As it became increasingly evident that the road could lead nowhere but through this village, Bob’s spirits rose. The place was well built. Bob caught the shimmer of ample glass in the windows, the colour of paint on the boards, and even the ordered rectangles of brick chimneys! Evidently these things must have been freighted in over the devious steep grade he was at that moment descending. Bob well knew that, even nearer the source of supplies, such mining camps as this appeared to be were most often but a collection of rude, unpainted shanties, huddled together for a temporary need. The orderly, well-kept, decent appearance of this hamlet, more like a shaded New England village than a Western camp, argued old establishment, prosperity, and self-respect. The inhabitants could be no desperate fly-by-nights, such as Saleratus Bill would most likely have sought as companions. Bob made up his mind that the gun-man would shortly try to threaten him into a temporary secrecy as to the condition of affairs. This Bob instantly resolved to refuse.
[Illustration: Bob found it two hours’ journey down]

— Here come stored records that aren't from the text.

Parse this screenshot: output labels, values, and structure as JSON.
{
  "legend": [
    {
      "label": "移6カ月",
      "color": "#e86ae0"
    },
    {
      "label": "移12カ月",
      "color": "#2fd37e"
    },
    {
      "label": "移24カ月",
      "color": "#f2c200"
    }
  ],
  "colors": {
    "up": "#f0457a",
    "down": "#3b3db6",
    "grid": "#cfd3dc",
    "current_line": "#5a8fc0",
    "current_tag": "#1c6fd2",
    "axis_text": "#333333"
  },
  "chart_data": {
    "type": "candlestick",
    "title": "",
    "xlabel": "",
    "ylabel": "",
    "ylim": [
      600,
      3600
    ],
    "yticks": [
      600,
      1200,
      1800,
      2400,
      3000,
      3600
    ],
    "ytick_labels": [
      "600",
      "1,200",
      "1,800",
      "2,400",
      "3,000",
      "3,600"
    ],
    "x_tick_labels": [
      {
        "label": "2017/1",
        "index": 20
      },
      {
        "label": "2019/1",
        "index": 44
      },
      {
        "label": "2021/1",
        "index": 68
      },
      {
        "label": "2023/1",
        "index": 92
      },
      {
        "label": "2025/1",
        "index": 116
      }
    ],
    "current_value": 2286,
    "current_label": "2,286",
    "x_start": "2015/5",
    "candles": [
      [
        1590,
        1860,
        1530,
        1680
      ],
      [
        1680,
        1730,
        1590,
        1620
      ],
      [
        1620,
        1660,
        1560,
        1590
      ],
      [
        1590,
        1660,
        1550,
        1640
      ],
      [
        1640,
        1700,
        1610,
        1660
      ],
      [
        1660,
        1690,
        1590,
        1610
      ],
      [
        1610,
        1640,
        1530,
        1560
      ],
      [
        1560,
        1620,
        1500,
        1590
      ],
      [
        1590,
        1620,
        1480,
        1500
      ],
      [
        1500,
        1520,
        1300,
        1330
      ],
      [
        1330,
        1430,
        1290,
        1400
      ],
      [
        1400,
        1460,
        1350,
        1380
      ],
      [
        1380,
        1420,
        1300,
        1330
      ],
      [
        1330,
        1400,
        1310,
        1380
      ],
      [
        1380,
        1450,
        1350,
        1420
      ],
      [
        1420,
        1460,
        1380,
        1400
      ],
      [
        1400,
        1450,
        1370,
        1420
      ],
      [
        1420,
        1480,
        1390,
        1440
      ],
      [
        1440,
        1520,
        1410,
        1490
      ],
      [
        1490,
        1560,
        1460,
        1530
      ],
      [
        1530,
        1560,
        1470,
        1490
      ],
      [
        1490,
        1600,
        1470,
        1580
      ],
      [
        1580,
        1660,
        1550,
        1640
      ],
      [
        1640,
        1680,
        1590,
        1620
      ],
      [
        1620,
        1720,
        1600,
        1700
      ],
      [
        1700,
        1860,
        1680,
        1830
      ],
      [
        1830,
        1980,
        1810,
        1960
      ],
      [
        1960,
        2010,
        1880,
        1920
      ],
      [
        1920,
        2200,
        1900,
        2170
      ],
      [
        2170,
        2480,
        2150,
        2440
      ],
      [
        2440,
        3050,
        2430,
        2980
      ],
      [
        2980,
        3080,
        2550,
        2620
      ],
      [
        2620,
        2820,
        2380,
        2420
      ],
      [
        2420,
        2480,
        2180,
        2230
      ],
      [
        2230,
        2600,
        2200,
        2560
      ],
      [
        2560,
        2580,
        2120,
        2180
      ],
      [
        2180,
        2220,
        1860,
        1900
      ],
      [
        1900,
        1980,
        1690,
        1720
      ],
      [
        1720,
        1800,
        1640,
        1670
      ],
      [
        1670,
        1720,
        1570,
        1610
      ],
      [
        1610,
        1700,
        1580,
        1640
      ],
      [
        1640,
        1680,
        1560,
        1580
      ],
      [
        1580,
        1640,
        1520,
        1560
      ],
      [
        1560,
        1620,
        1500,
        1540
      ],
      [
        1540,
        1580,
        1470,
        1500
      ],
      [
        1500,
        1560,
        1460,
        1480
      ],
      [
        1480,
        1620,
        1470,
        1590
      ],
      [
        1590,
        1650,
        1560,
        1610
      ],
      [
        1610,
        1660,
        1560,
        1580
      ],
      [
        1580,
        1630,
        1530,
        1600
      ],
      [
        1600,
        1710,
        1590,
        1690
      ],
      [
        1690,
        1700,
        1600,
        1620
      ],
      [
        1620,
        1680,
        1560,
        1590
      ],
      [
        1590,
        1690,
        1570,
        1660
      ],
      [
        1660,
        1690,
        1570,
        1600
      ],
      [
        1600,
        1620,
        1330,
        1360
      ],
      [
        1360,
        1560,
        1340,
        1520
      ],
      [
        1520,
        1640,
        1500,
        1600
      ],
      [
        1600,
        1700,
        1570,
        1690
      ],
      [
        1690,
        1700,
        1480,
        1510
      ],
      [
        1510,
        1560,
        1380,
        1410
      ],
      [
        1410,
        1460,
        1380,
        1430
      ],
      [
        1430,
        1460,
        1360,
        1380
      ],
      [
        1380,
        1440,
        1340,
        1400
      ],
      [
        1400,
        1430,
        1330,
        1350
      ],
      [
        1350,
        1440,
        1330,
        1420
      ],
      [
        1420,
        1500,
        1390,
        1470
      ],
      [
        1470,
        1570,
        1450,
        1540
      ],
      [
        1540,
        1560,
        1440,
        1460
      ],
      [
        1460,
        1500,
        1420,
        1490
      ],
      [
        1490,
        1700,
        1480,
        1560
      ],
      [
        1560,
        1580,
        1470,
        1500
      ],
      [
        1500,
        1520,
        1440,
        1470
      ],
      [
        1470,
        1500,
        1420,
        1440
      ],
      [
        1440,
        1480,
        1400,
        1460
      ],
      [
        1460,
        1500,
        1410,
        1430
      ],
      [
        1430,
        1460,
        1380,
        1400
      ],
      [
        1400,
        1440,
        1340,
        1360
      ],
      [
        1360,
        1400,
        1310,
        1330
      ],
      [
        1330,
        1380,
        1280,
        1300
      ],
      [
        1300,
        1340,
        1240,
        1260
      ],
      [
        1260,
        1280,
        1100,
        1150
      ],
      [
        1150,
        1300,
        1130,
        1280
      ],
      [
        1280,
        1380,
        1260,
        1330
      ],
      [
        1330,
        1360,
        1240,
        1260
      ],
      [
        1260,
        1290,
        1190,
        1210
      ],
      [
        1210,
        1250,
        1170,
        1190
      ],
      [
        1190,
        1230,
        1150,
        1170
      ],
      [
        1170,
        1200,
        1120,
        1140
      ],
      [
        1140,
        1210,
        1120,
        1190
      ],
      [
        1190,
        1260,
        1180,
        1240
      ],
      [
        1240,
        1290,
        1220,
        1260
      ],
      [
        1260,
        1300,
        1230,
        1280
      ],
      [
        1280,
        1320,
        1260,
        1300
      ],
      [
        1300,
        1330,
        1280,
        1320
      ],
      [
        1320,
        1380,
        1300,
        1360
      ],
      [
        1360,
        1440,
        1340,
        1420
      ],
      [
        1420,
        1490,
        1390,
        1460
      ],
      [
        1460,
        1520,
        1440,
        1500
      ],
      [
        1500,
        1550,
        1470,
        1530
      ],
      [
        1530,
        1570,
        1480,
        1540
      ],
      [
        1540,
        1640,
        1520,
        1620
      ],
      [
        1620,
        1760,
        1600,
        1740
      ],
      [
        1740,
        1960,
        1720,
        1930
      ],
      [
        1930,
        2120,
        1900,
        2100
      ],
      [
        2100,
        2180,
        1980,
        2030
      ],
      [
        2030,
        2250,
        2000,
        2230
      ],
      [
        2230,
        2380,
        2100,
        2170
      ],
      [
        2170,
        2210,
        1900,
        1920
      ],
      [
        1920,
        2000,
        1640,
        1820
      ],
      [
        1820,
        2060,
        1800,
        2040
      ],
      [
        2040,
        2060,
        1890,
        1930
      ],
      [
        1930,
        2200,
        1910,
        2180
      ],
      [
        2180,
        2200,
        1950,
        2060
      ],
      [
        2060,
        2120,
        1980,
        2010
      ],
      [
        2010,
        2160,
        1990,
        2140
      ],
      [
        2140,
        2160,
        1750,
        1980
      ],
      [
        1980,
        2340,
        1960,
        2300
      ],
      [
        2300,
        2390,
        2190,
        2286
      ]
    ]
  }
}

Saleratus Bill, however, rode on in an unbroken silence. Long after the brawl of the river had become deafening, the road continued to dip and descend. It is a peculiar phenomenon incidental to the descent of the sheer canons of the Sierra Nevada that the last few hundred feet down seem longer than the thousands already passed. This is probably because, having gained close to the level of the tree-tops, the mind, strung taut to the long descent, allows itself prematurely to relax its attention. Bob turned in his saddle to look back at the grade. He could not fail to reflect on how lucky it was that the inhabitants of this village could haul their materials and supplies down the road. It would have been prohibitively difficult to drag anything up.
After a wearisome time the road at last swung out on the flat, and so across the meadow to the bridge. Feed was belly deep to the horses. The bridge proved to be a suspension affair of wire cables, that swung alarmingly until the horses had to straddle in order to stand at all. Below it boiled the river, swirling, dashing, turning lazily and mysteriously over its glass-green depths, the shimmers and folds of eddies rising and swaying like air currents made visible.